Slices of SL Green and RXR’s massive debt on a Midtown office complex has been watchlisted as an upcoming lease rollover threatens to open a yawning hole in the building.
Worldwide Plaza, a three-building portfolio that also has retail and residential space, backs a $940 million loan. At the end of last year, financials were still strong. The landlords were pulling in twice the revenue needed to make monthly loan payments and reported nearly full occupancy, according to Morningstar.
The trouble is that occupancy rate has an expiration date — next year. And maintaining it figures to be difficult.

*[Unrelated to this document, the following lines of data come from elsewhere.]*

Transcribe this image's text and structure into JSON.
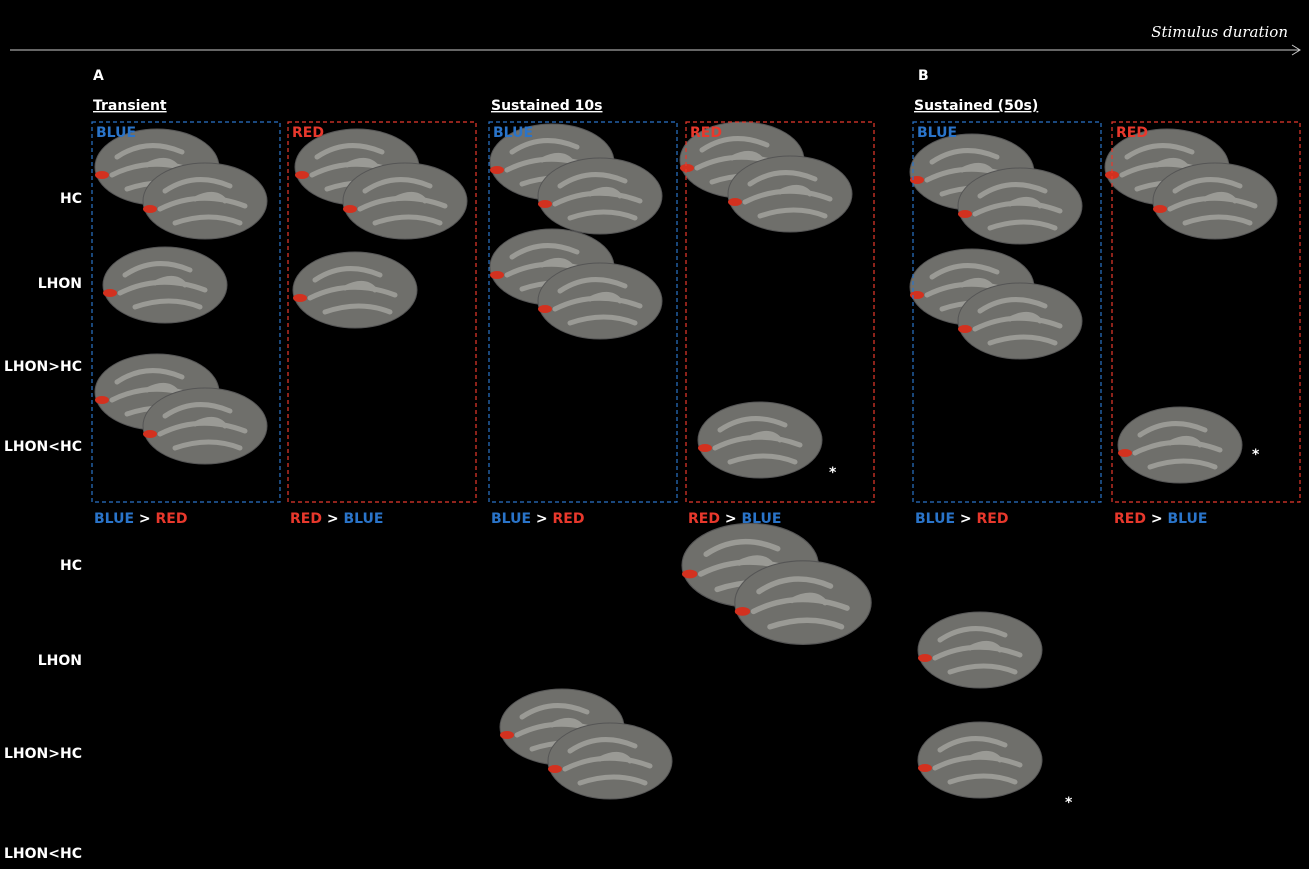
{
  "axis_label": "Stimulus duration",
  "panels": [
    {
      "label": "A"
    },
    {
      "label": "B"
    }
  ],
  "conditions": [
    {
      "title": "Transient",
      "boxes": [
        "BLUE",
        "RED"
      ],
      "contrasts": [
        [
          "BLUE",
          ">",
          "RED"
        ],
        [
          "RED",
          ">",
          "BLUE"
        ]
      ]
    },
    {
      "title": "Sustained 10s",
      "boxes": [
        "BLUE",
        "RED"
      ],
      "contrasts": [
        [
          "BLUE",
          ">",
          "RED"
        ],
        [
          "RED",
          ">",
          "BLUE"
        ]
      ]
    },
    {
      "title": "Sustained (50s)",
      "boxes": [
        "BLUE",
        "RED"
      ],
      "contrasts": [
        [
          "BLUE",
          ">",
          "RED"
        ],
        [
          "RED",
          ">",
          "BLUE"
        ]
      ]
    }
  ],
  "rows_top": [
    "HC",
    "LHON",
    "LHON>HC",
    "LHON<HC"
  ],
  "rows_bottom": [
    "HC",
    "LHON",
    "LHON>HC",
    "LHON<HC"
  ],
  "markers": [
    "*",
    "*",
    "*"
  ]
}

The complex’s second-largest tenant, the huge law firm Cravath, Swaine & Moore, plans to ditch its 30 percent chunk of the decades-old space next year for newer digs in Hudson Yards, Fitch Ratings noted.
Marc Holliday’s SL Green and Scott Rechler’s RXR also run the risk that Japanese investment bank Nomura Holdings will leave its lease early. Since the spring, Nomura, which occupies nearly 40 percent of the buildings’ rentable area, has been itching to move and shed square footage in the process.
The lease expires in 2033 but the bank can exercise an option to leave in 2027 — the same year Worldwide Plaza’s loan comes due.
Amid that uncertainty, Fitch increased its “probability of default assumption” on the debt.
Neither Cravath, Swaine & Moore, nor Nomura returned requests for comment. SL Green and RXR declined to comment.
The vacancy risk at Worldwide Plaza comes as office owners citywide grapple with a market in secular decline.
Some commercial landlords, notably Holliday, have continued to champion the asset class and extoll the virtues of in-office work. Meanwhile, Rechler and others have accepted that some properties will never recover and have moved to hand back the keys on buildings worth less than their mortgage balances.
Valuations on some office buildings are expected to drop even further. Vacancy rates, meanwhile, continue to climb. At the end of the second quarter, Manhattan office availability was just shy of 20 percent, Avison Young found — the highest since the brokerage started tracking the market in 2005.
The subleasing market is not doing office landlords any favors. Amid the surge in so-called direct availability, Avison Young found “strong demand for high quality sublease space.” There is plenty of that on the market.